The first time you’re meeting someone, it’s typical to give them general information about yourself. My name is Amanda Drennan, I’m a senior at Monmouth, and I have an undying love for dogs.
But now with social media there’s a lot of information about ourselves that can be found online, and it’s usually easily accessible. If someone takes a look at your social media page, they can see almost anything you’ve posted since you started your page. It’s not only what you post on social media that’s out there, but also what other people post about you. It all lends to to what a person can learn about you without actually ever meeting you. We’ve all been there, looked through someone’s page before we actually get to know them (and don’t act like you’ve never lurked through someone’s page to learn more about them).
It’s easy for us to word vomit information about ourselves to people when we first meet them, especially with so much about ourselves being available online. But what’s too much to tell people? There’s nothing wrong with being open, but some things are just better off kept to yourself. The first time you meet someone it can be overwhelming if they’re just spewing information about him/herself at you.
When you’re first getting to know someone, it’s better to start off with basic information about yourself. This can help you find common interests with the person. If you start off telling them your whole life story from birth to today, don’t be surprised if they’re staring at you like you have two heads.
Sometimes you have to imagine yourself on the other side of the conversation to realize how much is too much for your first conversation. Think about what you want to know about this person, and think about what they would want to know about you.
The best conversations usually start with simple facts about yourself, like the awkward facts you have to tell everyone on your first day of classes. You can learn a lot about someone by just having casual conversation with them. There are a lot of shared interests you can have with someone that you might not realize if you just dive into telling them unnecessary personal information.

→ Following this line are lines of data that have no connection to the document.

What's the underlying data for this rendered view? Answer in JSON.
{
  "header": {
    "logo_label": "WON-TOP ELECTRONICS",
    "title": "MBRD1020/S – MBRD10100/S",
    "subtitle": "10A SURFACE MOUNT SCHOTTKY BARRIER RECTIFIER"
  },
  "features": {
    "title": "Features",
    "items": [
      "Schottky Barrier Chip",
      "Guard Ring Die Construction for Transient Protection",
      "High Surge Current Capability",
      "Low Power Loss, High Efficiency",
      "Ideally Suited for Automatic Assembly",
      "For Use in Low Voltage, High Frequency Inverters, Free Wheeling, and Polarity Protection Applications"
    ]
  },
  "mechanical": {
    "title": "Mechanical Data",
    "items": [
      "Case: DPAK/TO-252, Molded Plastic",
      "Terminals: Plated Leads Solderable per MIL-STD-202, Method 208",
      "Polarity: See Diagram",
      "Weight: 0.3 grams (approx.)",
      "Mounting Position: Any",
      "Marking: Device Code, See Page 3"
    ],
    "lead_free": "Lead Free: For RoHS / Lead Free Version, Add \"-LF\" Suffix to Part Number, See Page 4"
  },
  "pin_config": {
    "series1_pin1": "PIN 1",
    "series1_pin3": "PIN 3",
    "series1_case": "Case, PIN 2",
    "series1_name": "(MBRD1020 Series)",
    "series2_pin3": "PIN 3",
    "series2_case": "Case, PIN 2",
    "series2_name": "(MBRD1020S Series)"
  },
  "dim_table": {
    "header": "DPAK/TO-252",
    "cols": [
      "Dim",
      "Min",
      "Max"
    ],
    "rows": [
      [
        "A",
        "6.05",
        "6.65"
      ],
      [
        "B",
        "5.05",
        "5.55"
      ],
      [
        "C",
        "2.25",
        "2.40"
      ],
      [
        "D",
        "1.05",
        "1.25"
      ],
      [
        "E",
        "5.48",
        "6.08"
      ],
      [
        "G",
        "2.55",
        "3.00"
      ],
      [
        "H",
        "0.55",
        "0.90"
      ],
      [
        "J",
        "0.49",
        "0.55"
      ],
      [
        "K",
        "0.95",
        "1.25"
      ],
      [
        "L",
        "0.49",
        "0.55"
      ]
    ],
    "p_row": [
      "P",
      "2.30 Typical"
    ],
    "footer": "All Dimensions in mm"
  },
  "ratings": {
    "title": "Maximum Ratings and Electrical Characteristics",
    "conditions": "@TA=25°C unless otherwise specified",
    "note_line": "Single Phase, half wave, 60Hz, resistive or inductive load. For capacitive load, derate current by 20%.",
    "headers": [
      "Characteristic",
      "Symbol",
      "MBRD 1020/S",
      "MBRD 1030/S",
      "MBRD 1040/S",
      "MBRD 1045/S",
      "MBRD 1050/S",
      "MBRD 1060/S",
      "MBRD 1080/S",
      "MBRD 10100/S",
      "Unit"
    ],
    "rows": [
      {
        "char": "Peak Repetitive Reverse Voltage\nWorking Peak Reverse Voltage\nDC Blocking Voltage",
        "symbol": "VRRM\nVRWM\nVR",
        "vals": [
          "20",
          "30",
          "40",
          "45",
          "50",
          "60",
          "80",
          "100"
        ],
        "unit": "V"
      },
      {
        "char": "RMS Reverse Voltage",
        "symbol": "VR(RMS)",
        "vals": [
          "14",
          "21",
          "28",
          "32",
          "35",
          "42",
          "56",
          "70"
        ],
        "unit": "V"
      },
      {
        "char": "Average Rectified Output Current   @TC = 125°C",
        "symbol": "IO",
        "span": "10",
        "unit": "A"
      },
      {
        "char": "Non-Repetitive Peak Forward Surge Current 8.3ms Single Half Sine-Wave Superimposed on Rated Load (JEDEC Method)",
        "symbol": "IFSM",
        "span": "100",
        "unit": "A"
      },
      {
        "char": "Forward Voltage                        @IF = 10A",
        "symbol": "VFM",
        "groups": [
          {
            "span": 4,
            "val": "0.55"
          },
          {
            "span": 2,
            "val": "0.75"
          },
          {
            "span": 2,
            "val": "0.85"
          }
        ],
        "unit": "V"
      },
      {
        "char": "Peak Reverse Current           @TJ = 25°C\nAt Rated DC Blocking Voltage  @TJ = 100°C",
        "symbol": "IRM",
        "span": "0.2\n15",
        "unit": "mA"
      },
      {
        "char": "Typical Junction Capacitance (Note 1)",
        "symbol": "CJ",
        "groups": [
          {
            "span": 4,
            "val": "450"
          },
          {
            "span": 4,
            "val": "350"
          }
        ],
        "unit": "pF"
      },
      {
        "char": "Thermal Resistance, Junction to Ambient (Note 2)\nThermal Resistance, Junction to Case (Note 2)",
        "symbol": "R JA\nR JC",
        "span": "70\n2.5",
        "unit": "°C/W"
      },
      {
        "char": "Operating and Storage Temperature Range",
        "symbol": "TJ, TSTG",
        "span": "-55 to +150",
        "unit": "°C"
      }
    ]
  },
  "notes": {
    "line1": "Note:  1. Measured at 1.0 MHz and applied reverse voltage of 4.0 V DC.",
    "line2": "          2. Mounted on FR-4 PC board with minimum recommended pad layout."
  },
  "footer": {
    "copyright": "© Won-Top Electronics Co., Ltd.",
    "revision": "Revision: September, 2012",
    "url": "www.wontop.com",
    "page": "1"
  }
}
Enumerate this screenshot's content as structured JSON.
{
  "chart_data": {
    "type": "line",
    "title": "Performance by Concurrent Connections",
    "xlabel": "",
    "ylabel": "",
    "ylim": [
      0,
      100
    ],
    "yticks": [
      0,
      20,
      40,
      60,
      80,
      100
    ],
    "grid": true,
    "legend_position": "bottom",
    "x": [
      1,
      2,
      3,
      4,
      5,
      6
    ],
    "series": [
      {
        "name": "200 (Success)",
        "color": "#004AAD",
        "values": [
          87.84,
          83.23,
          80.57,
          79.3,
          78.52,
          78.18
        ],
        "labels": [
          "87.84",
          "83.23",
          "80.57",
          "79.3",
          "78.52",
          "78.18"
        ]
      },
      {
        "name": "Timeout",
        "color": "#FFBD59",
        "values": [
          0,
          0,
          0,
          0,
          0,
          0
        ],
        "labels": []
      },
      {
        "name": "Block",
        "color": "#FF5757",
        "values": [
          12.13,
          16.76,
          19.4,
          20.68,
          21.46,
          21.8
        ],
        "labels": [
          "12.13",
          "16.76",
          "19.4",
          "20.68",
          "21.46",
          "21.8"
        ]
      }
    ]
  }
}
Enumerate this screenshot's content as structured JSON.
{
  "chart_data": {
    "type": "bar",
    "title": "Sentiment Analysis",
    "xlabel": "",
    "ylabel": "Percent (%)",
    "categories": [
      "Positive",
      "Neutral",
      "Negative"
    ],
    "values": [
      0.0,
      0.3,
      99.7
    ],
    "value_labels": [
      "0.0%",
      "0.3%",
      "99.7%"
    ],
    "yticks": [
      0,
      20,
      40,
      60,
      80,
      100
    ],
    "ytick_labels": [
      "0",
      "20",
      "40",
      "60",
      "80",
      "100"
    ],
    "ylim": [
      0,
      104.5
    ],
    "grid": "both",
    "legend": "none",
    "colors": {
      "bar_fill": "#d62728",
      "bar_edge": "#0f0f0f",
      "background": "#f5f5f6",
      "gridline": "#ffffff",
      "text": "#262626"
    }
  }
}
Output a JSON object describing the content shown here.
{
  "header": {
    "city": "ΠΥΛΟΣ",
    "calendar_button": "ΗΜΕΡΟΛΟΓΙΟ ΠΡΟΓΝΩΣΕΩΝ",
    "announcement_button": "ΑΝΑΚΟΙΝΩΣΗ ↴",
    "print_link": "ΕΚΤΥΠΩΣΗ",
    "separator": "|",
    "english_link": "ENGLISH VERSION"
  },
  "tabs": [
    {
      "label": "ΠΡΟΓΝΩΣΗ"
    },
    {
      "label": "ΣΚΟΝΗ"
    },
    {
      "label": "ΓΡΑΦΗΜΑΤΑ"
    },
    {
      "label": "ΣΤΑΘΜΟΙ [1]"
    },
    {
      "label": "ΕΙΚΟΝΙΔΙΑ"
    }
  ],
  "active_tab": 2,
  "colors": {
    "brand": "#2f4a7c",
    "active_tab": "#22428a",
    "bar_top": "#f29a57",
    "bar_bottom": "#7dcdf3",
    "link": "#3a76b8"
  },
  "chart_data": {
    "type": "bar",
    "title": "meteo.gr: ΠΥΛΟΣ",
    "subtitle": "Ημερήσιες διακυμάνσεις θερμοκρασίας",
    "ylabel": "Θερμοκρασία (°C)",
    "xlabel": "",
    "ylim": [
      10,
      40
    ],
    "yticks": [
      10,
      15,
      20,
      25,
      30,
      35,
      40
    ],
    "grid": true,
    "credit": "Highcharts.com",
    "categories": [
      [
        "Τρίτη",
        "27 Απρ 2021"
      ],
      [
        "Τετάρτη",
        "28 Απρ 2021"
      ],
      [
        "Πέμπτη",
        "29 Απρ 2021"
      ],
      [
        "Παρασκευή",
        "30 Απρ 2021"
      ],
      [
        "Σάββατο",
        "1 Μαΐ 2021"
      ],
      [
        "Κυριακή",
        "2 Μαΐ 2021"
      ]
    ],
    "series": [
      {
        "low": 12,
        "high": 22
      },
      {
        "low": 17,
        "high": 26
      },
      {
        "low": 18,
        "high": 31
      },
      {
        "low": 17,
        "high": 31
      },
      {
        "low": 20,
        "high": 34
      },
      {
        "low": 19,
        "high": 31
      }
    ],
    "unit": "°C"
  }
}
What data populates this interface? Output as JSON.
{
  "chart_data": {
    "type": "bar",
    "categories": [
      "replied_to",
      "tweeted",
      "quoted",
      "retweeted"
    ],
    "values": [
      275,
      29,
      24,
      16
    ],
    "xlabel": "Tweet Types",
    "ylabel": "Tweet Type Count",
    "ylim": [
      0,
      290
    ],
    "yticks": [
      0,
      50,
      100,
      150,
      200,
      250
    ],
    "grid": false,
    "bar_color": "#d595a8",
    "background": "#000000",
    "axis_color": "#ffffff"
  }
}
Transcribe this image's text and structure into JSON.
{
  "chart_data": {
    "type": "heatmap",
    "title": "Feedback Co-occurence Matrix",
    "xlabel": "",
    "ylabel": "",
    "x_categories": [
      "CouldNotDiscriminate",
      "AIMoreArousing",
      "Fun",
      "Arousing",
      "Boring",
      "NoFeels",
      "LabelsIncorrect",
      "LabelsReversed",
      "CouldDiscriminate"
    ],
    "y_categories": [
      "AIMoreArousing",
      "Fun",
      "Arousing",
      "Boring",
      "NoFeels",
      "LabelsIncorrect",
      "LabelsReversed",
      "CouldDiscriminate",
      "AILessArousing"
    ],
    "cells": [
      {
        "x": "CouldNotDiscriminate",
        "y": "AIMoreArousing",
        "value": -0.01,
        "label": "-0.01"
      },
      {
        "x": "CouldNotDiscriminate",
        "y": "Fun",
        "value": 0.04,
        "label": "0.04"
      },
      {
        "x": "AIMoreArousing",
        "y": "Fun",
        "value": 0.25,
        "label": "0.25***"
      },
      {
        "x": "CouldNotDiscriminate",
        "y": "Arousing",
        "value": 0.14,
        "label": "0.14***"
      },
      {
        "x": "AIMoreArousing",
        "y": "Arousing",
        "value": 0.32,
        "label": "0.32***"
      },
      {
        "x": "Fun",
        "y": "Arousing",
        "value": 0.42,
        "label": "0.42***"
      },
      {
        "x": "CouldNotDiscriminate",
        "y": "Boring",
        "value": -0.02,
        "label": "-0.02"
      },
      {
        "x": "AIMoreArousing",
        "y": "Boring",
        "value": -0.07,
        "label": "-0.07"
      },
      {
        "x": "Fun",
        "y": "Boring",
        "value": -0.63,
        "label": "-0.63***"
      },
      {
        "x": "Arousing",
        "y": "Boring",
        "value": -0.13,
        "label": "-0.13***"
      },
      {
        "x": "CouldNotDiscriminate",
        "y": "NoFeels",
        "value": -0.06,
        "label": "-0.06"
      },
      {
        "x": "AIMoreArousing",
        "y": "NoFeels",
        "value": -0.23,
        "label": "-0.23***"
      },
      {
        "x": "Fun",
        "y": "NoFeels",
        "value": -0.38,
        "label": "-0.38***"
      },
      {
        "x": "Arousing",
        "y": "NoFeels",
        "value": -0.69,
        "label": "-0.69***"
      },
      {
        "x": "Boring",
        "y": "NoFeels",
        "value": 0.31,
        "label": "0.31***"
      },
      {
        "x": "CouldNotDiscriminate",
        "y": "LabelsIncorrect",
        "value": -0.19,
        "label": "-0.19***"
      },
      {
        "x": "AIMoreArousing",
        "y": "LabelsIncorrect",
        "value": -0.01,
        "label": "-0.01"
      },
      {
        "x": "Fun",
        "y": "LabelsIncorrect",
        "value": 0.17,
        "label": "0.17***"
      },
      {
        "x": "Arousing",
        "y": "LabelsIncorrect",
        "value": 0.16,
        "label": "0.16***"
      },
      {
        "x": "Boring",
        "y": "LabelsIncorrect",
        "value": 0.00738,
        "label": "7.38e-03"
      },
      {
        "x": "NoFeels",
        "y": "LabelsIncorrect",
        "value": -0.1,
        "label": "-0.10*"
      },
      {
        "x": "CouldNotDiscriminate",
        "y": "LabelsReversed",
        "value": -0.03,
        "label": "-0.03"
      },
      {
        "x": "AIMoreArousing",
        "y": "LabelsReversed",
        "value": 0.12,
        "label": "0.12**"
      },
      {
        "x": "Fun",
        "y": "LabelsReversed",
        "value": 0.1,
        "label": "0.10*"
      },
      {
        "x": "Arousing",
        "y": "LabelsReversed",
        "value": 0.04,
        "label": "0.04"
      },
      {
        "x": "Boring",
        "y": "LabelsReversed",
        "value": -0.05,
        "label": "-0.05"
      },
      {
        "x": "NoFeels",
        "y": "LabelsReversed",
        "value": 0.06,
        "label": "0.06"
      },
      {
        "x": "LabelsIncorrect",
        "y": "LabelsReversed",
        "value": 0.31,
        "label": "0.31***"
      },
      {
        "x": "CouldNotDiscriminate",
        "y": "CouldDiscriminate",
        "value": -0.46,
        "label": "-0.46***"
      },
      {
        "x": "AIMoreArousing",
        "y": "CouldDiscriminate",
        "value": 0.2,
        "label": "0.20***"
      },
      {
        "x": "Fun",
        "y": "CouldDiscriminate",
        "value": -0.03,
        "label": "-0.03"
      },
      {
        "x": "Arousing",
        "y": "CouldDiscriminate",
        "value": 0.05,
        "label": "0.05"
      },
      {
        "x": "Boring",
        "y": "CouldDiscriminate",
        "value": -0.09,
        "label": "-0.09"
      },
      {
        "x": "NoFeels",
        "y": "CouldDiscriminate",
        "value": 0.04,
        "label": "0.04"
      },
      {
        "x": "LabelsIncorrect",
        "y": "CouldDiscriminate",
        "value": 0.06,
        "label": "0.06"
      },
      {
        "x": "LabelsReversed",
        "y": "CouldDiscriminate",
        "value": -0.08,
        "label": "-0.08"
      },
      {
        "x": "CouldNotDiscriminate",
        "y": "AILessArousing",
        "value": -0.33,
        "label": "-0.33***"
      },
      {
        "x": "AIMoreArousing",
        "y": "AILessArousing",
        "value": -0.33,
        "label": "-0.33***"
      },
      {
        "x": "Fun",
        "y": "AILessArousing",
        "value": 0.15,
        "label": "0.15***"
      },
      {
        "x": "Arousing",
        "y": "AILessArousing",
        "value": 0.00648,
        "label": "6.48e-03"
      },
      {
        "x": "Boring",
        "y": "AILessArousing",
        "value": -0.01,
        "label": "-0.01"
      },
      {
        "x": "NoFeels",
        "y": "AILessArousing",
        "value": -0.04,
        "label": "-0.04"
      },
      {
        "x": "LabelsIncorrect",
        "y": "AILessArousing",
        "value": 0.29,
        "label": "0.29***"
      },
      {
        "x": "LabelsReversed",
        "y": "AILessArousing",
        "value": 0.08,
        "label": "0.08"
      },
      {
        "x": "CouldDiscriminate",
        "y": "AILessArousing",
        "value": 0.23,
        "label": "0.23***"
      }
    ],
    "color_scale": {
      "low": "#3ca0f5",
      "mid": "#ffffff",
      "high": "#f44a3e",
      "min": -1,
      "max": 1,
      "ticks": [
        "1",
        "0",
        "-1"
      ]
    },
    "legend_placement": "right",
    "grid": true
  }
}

I have definitely made some of the best friends of my life just by sharing my basic interests with them. Just finding out that you have similar opinions with someone could lead to a great friendship. Of course, telling your friends your most exciting stories about yourself is fun, but it’s not something you’d necessarily want someone to know right away. It’s good to have friends that you can trust with even your craziest stories, but that’s not usually the best way to begin a friendship or even a first conversation.
Sometimes too much information can be overbearing to people when we first meet them. Even if you feel like you’re being too bland with conversation, it’s better than embarrassing yourself as a first impression.